A Tale of Two Wheels by John von Daler


               Karen Blixen once said that coffee is to the women of Denmark what the word of God is to the soul. If I may add something to this comparison: and what my bicycle is to me.

                I remember my first bike. I was six years old that day. Mom interrupted my birthday breakfast with a table full of presents to say that I should go out into the pantry and feed the dog. Irritating, but I did love the dog.
                Out in the pantry I found one happy, well-fed dog and a spanking new, red and silver boy's bicycle with a horn.
                That bicycle carried me far and wide for years in Tulsa.
                Having reached driving age I put the bike on hold and drove around in Norwalk Connecticut in our Renault listening to pop music. Teenagers don't know how to live.
                At Princeton the only Danish professor I knew had a black skyscraper of a bicycle, staid, stable, austere as a bike could be, but demonstrably, definitely foreign, the Max von Sydow of bikes. I watched from afar.
                Later I moved to Copenhagen. From then on I never was without a bicycle. I got a black skyscraper of my own.

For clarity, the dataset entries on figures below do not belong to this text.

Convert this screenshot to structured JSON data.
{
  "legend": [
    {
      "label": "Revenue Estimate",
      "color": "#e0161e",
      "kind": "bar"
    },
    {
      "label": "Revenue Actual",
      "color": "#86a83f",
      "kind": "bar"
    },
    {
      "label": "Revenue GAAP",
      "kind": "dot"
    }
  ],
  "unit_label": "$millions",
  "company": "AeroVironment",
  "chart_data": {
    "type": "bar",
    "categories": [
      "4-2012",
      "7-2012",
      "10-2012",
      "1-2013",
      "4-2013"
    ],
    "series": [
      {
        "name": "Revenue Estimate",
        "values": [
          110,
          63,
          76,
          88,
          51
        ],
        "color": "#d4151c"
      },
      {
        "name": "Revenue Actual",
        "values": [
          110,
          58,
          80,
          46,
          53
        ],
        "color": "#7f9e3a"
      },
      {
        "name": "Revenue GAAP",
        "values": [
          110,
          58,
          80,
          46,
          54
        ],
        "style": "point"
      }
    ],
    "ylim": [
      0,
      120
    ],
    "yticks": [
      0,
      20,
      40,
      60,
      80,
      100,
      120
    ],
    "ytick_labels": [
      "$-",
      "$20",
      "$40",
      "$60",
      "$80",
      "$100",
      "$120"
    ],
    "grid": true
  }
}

Now I still bicycle 20 or 30 kilometers a week.
                Ah, you poor car-driving souls: I hop on my bicycle every day knowing that:
1) I will arrive on time wherever I am going, independent as I am of traffic jams or rushhour schedules.
2) I will get a lot of good exercise.
3) I will pollute a lot less than if I had driven a car.
4) and my wind-blown hair will always look a lot sexier than some carburator coif.
                I'm a two-wheeler-dealer and proud of it.